Written by Genie Davis
The site-specific solo installation from artist Tom Dunn, Lunula, is mysterious and compelling. It fills the walls, floors, and a series of video screens, completely transforming Gallery Also in Lincoln Heights. Almost entirely created in black and white, the images range from an extensive series of small installation paintings covering the walls to a painted floor that swirls like something from a galaxy far, far, away.
Mounted screens play looped videos that animate many of the wall images, making them dance as if viewed from windows or portals, revealing views seen from space.
“Lunula Rorschach” is an inky black sculptural piece that resembles an interplanetary lifeform hatching from a meteor. It is also shown in a rotating, comes-alive stop-action animation on one of the video screens.
The one colored piece, an oil on canvas painting titled “Floating Downstream: Periphery” brings the viewer temporarily back to earth. Like all of Dunn’s works here, it is a heavily patterned abstract, but in it we can make out shapes that appear to be bugs, birds, and a kneeling human figure. Perhaps this portal looks back to a scrambled earth.

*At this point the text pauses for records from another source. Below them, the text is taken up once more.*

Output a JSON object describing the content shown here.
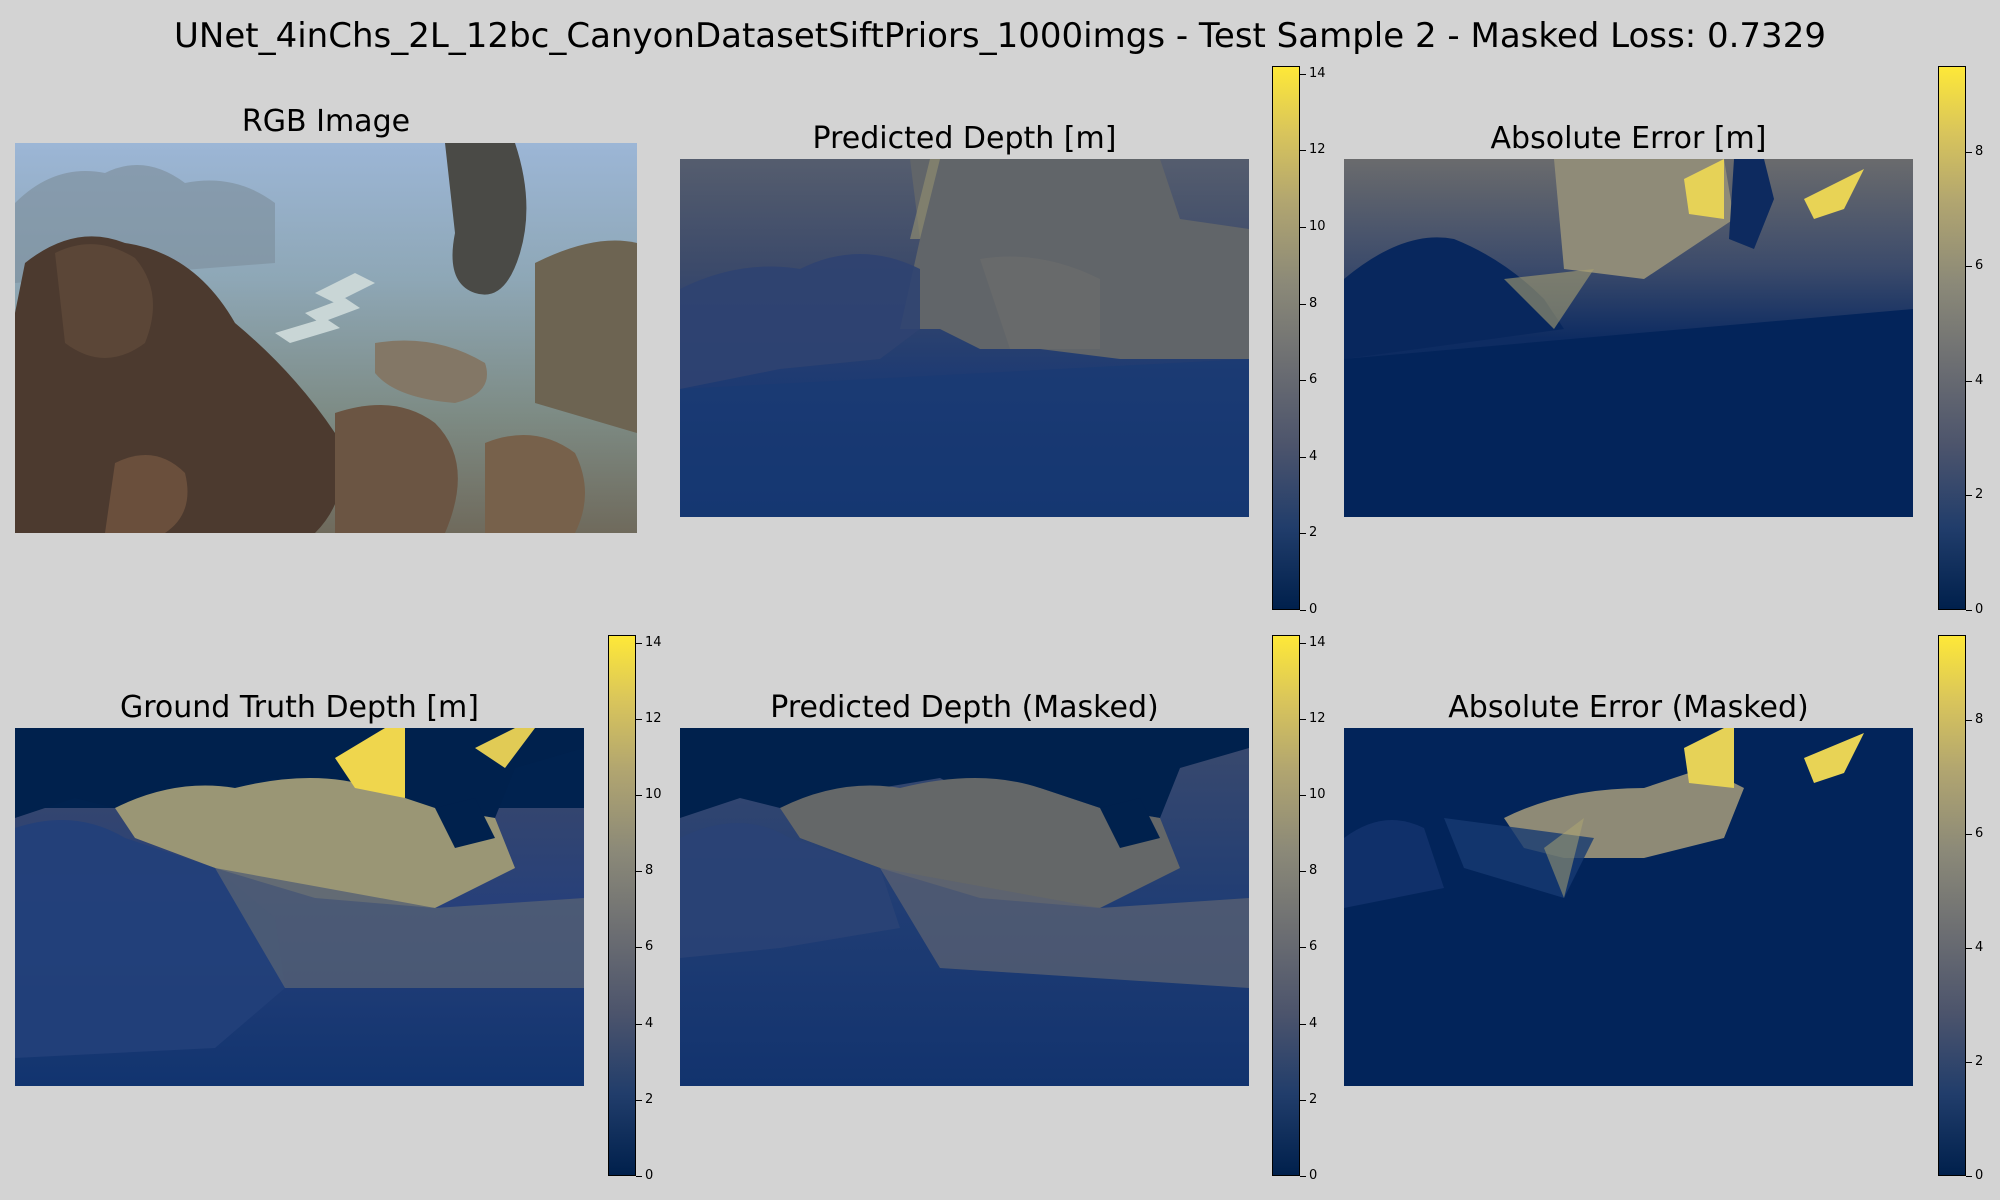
{
  "figure": {
    "suptitle": "UNet_4inChs_2L_12bc_CanyonDatasetSiftPriors_1000imgs - Test Sample 2 - Masked Loss: 0.7329"
  },
  "panels": {
    "rgb": {
      "title": "RGB Image"
    },
    "pred": {
      "title": "Predicted Depth [m]"
    },
    "err": {
      "title": "Absolute Error [m]"
    },
    "gt": {
      "title": "Ground Truth Depth [m]"
    },
    "pred_masked": {
      "title": "Predicted Depth (Masked)"
    },
    "err_masked": {
      "title": "Absolute Error (Masked)"
    }
  },
  "chart_data": [
    {
      "type": "heatmap",
      "title": "RGB Image",
      "content": "photo"
    },
    {
      "type": "heatmap",
      "title": "Predicted Depth [m]",
      "colormap": "cividis",
      "colorbar": {
        "min": 0,
        "max": 14.2,
        "ticks": [
          0,
          2,
          4,
          6,
          8,
          10,
          12,
          14
        ]
      }
    },
    {
      "type": "heatmap",
      "title": "Absolute Error [m]",
      "colormap": "cividis",
      "colorbar": {
        "min": 0,
        "max": 9.5,
        "ticks": [
          0,
          2,
          4,
          6,
          8
        ]
      }
    },
    {
      "type": "heatmap",
      "title": "Ground Truth Depth [m]",
      "colormap": "cividis",
      "colorbar": {
        "min": 0,
        "max": 14.2,
        "ticks": [
          0,
          2,
          4,
          6,
          8,
          10,
          12,
          14
        ]
      }
    },
    {
      "type": "heatmap",
      "title": "Predicted Depth (Masked)",
      "colormap": "cividis",
      "colorbar": {
        "min": 0,
        "max": 14.2,
        "ticks": [
          0,
          2,
          4,
          6,
          8,
          10,
          12,
          14
        ]
      }
    },
    {
      "type": "heatmap",
      "title": "Absolute Error (Masked)",
      "colormap": "cividis",
      "colorbar": {
        "min": 0,
        "max": 9.5,
        "ticks": [
          0,
          2,
          4,
          6,
          8
        ]
      }
    }
  ],
  "colors": {
    "background": "#d3d3d3",
    "cividis_low": "#00204c",
    "cividis_mid": "#7c7b78",
    "cividis_high": "#fee838"
  }
}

While of course the videos are each in constant motion, it is not just those images that seem to swirl and dance. The ringed pattern on the gallery floor and each of the beautifully, intricately painted Lunula Series installation paintings papering the walls are strangely alive, illuminated, white waves and celestial storms and strange rivers appearing to pulsate against, or swirled through, with black.
The exhibition appropriately reminds the viewer of several different spiritual and physical landscapes.
On first look, the black and white, the craters, swirls, and rivulets dancing everywhere remind you of a lunar landscape, or a view taken from the moon’s surface. After all, the exhibition’s title refers to the lunula, which as it originated in Latin meant “little moon.” In English, the lunula refers specifically to the crescent-shaped area at the base of a human nail. That meaning brings up another aspect of the exhibition. If you spend enough time in the gallery, you feel as if the planet you’ve entered is entirely personal. Perhaps it is something inside of you, barely visible (but possibly peeking through the surface of the body concealing it in that crescent of nail).
In short, the exhibition is both as big as the view from another planet, and as compact as the mysterious substances that make up a human being.
But there are other meanings. A lunula was a crescent-moon-shaped pendant that was worn by young women in ancient Rome as an apotropaic amulet, a protective item of jewelry that was attributed to have the ability to prevent evil influences or bad luck. Personally speaking, Dunn’s work here could represent all three meanings.
Representationally, from meteoric sculptural piece to the swirling circles on the floor and motion-filled small paintings that cover the walls, the exhibition looks as if the viewer has entered the sphere of a different planet and a dark sky. But, watching each of the video screens and viewing the art caught “in action,” these images pulsate with a kind of internal life that seems to speak to something embodied within the viewer.
And, finally emerging blinking into the “real” world of Los Angeles, the busy taco shop across the street, the asphalt parking lot, still carrying the sensations of the imagery, the viewer may very well see this exhibition as embodying a kind of protective shield from the day-to-day tumult of existence. In other words, no matter how you interpret the art or its title, it is resonant.
This is a special, immersive exhibition that deserves both viewing and considering, and each element, the small perfect black and white paintings, the sculptural piece, the video art – each comprise a mosaic of meaning and mystery that aches to be explained yet remains wonderfully inchoate.
Gallery Also is located at 3754 N. Mission Road; Lunula runs through September 18th.